Schultz's work is one of the earliest works to give a detailed account of travel and the actual risks and dangers encountered in the western country. Schultz crossed upstate New York and western Pennsylvania, then went down the Ohio and Mississippi rivers to New Orleans, traveling inland along the way.
In 1780 during the Revolutionary War, Brigadier General George Rogers Clark established Fort Jefferson on a hill overlooking the Mississippi River, at the confluence of the Ohio River. The fort was intended to protect what was then the western boundary of the infant United States, from raids by the British Army and Native Americans. It was abandoned in 1781 after a siege by the Chickasaw.
After Clark's victories at Kaskaskia, Cahokia and Vincennes, America controlled the Illinois Country. Soon after these victories, Clark's reputation grew and he became famous. He returned to his base fort on Corn Island, at the Falls of the Ohio, near present-day Louisville, Kentucky. There he received orders from Jefferson to begin making plans to build a new fort at the confluence of the Ohio and Mississippi Rivers.
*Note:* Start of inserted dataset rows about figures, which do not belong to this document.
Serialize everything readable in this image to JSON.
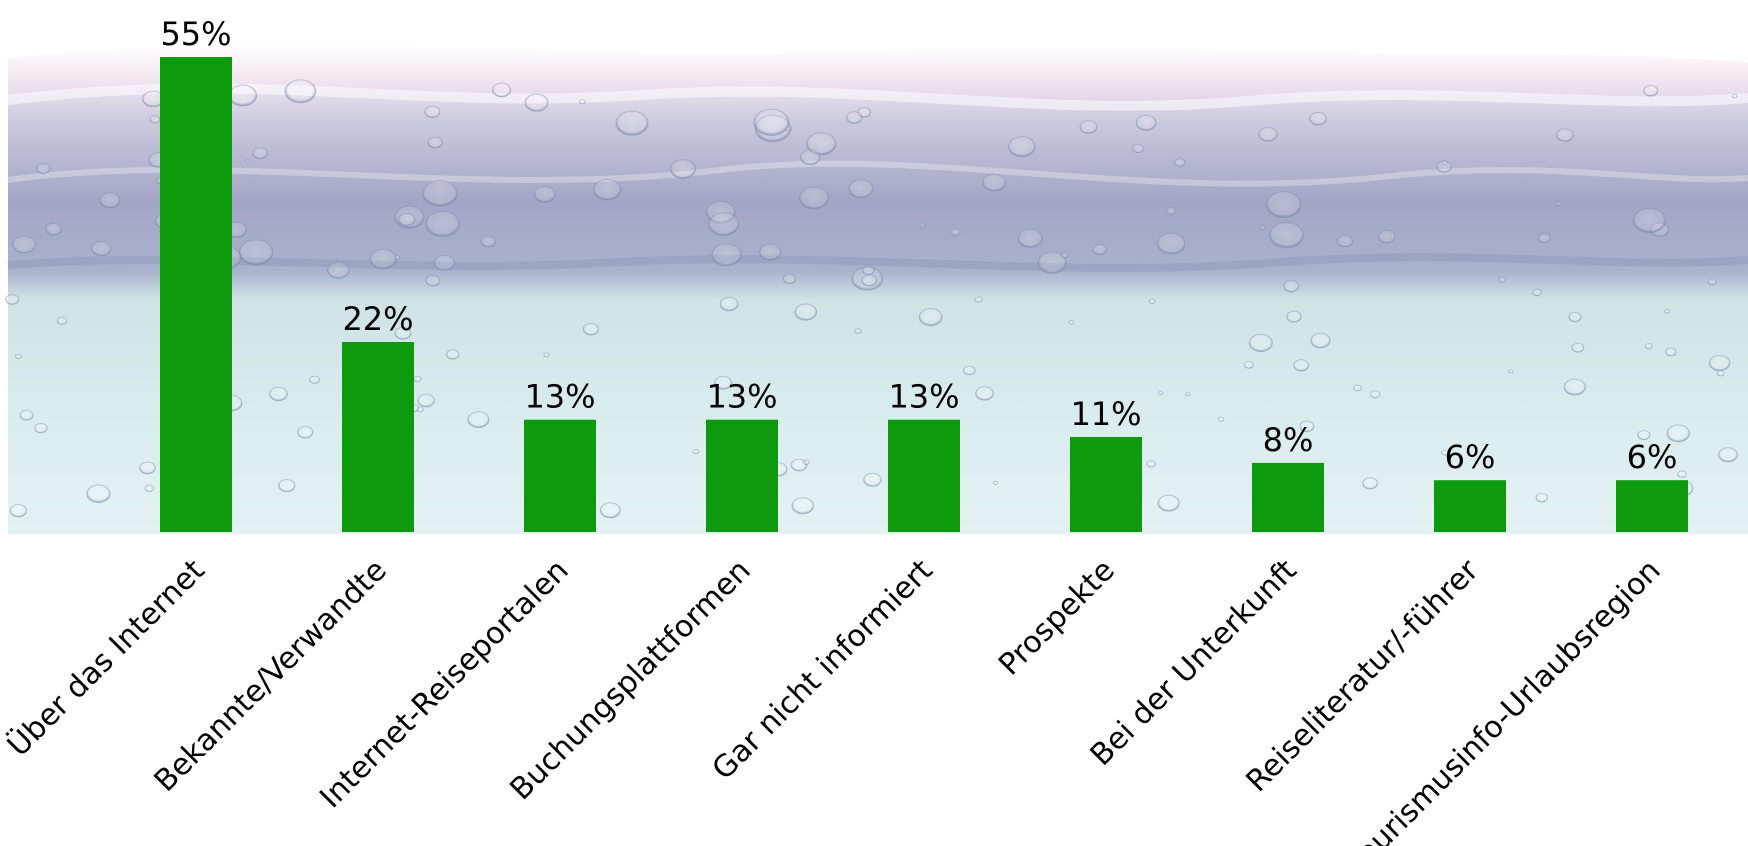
{
  "chart_data": {
    "type": "bar",
    "categories": [
      "Über das Internet",
      "Bekannte/Verwandte",
      "Internet-Reiseportalen",
      "Buchungsplattformen",
      "Gar nicht informiert",
      "Prospekte",
      "Bei der Unterkunft",
      "Reiseliteratur/-führer",
      "Tourismusinfo-Urlaubsregion"
    ],
    "values": [
      55,
      22,
      13,
      13,
      13,
      11,
      8,
      6,
      6
    ],
    "value_labels": [
      "55%",
      "22%",
      "13%",
      "13%",
      "13%",
      "11%",
      "8%",
      "6%",
      "6%"
    ],
    "ylim": [
      0,
      55
    ],
    "grid": false,
    "legend": "none",
    "bar_color": "#0d9a0d"
  }
}
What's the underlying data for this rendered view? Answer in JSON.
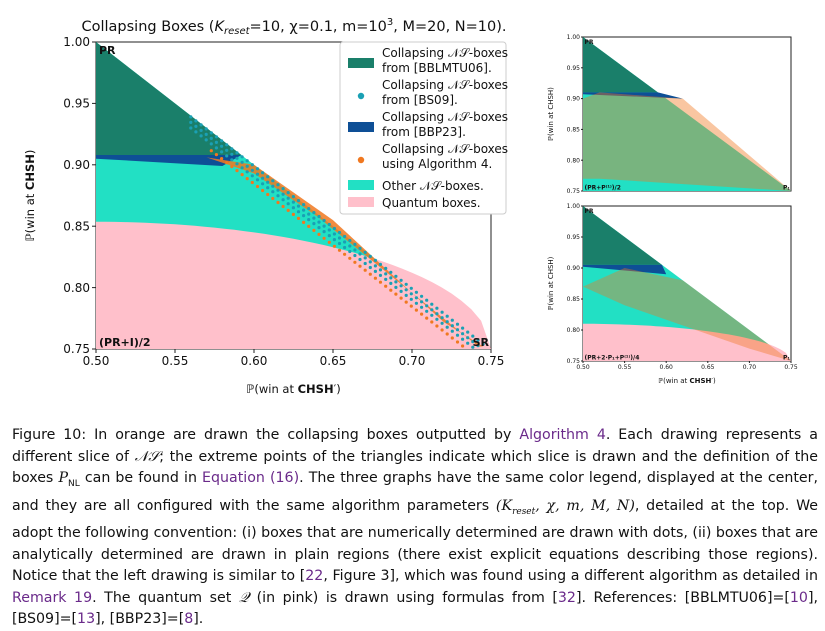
{
  "colors": {
    "bblmtu": "#1a7f6a",
    "bs09": "#1aa0b4",
    "bbp23": "#0e4f96",
    "alg4": "#f07820",
    "other_ns": "#22e0c4",
    "quantum": "#ffc0cb"
  },
  "chart_data": [
    {
      "type": "area",
      "title_prefix": "Collapsing Boxes (",
      "title_k": "K",
      "title_ksub": "reset",
      "title_mid": "=10, χ=0.1, m=10",
      "title_msup": "3",
      "title_end": ", M=20, N=10).",
      "xlabel_prefix": "ℙ(win at ",
      "xlabel_bold": "CHSH",
      "xlabel_suffix": "′)",
      "ylabel_prefix": "ℙ(win at ",
      "ylabel_bold": "CHSH",
      "ylabel_suffix": ")",
      "xlim": [
        0.5,
        0.75
      ],
      "ylim": [
        0.75,
        1.0
      ],
      "xticks": [
        "0.50",
        "0.55",
        "0.60",
        "0.65",
        "0.70",
        "0.75"
      ],
      "yticks": [
        "0.75",
        "0.80",
        "0.85",
        "0.90",
        "0.95",
        "1.00"
      ],
      "vertices": {
        "top": "PR",
        "bottom_left": "(PR+I)/2",
        "bottom_right": "SR"
      },
      "legend": [
        "Collapsing 𝒩𝒮-boxes from [BBLMTU06].",
        "Collapsing 𝒩𝒮-boxes from [BS09].",
        "Collapsing 𝒩𝒮-boxes from [BBP23].",
        "Collapsing 𝒩𝒮-boxes using Algorithm 4.",
        "Other 𝒩𝒮-boxes.",
        "Quantum boxes."
      ],
      "legend_placement": "top-right",
      "regions": {
        "bblmtu_below": 0.908,
        "quantum_max": 0.8536
      }
    },
    {
      "type": "area",
      "ylabel": "ℙ(win at CHSH)",
      "xlim": [
        0.5,
        0.75
      ],
      "ylim": [
        0.75,
        1.0
      ],
      "yticks": [
        "0.75",
        "0.80",
        "0.85",
        "0.90",
        "0.95",
        "1.00"
      ],
      "vertices": {
        "top": "PR",
        "bottom_left": "(PR+P⁽¹⁾)/2",
        "bottom_right": "P₁"
      }
    },
    {
      "type": "area",
      "xlabel_prefix": "ℙ(win at ",
      "xlabel_bold": "CHSH",
      "xlabel_suffix": "′)",
      "ylabel": "ℙ(win at CHSH)",
      "xlim": [
        0.5,
        0.75
      ],
      "ylim": [
        0.75,
        1.0
      ],
      "xticks": [
        "0.50",
        "0.55",
        "0.60",
        "0.65",
        "0.70",
        "0.75"
      ],
      "yticks": [
        "0.75",
        "0.80",
        "0.85",
        "0.90",
        "0.95",
        "1.00"
      ],
      "vertices": {
        "top": "PR",
        "bottom_left": "(PR+2·P₁+P⁽¹⁾)/4",
        "bottom_right": "P₁"
      }
    }
  ],
  "caption": {
    "p1": "Figure 10:  In orange are drawn the collapsing boxes outputted by ",
    "r1": "Algorithm 4",
    "p2": ".  Each drawing represents a different slice of ",
    "ns1": "𝒩𝒮",
    "p3": "; the extreme points of the triangles indicate which slice is drawn and the definition of the boxes ",
    "pnl": "P",
    "pnl_sub": "NL",
    "p4": " can be found in ",
    "r2": "Equation (16)",
    "p5": ". The three graphs have the same color legend, displayed at the center, and they are all configured with the same algorithm parameters ",
    "params": "(K",
    "params_sub": "reset",
    "params_end": ", χ, m, M, N)",
    "p6": ", detailed at the top. We adopt the following convention: (i) boxes that are numerically determined are drawn with dots, (ii) boxes that are analytically determined are drawn in plain regions (there exist explicit equations describing those regions). Notice that the left drawing is similar to [",
    "r3": "22",
    "p7": ", Figure 3], which was found using a different algorithm as detailed in ",
    "r4": "Remark 19",
    "p8": ".  The quantum set ",
    "q": "𝒬",
    "p9": " (in pink) is drawn using formulas from [",
    "r5": "32",
    "p10": "].  References:  [BBLMTU06]=[",
    "r6": "10",
    "p11": "], [BS09]=[",
    "r7": "13",
    "p12": "], [BBP23]=[",
    "r8": "8",
    "p13": "]."
  }
}
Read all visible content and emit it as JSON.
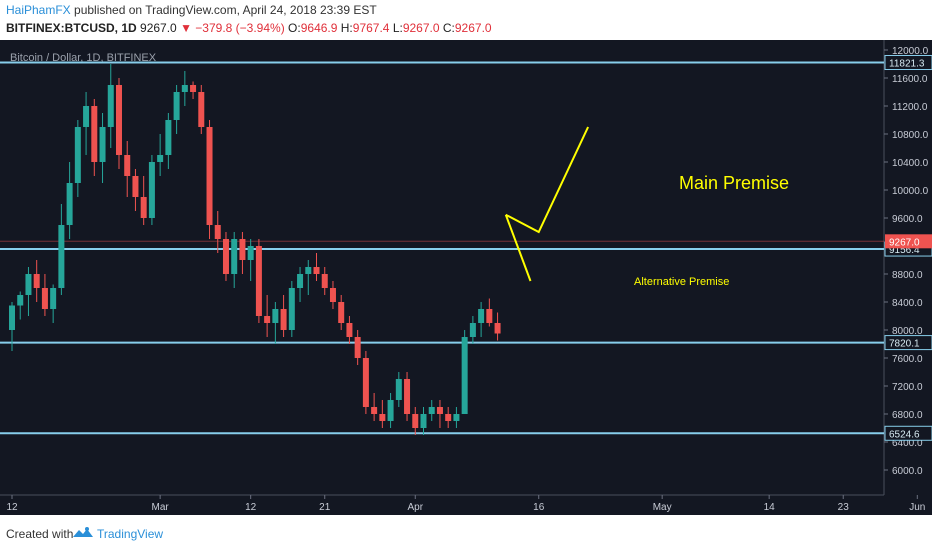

Clark chose a spot five miles below the mouth of the Ohio River on Chickasaw Indian land, near present-day Wickliffe, Kentucky, for the new Fort Jefferson. The site was 200 feet above the river in Kentucky Territory and offered a commanding view of both rivers. Clark's plan was to keep at least 200 soldiers at Fort Jefferson and another 100 settlers would receive a grant of 400 acres of land around the fort in exchange for growing the food necessary to sustain it. It would be the base where American Regulars would begin their missions against the British Western Army.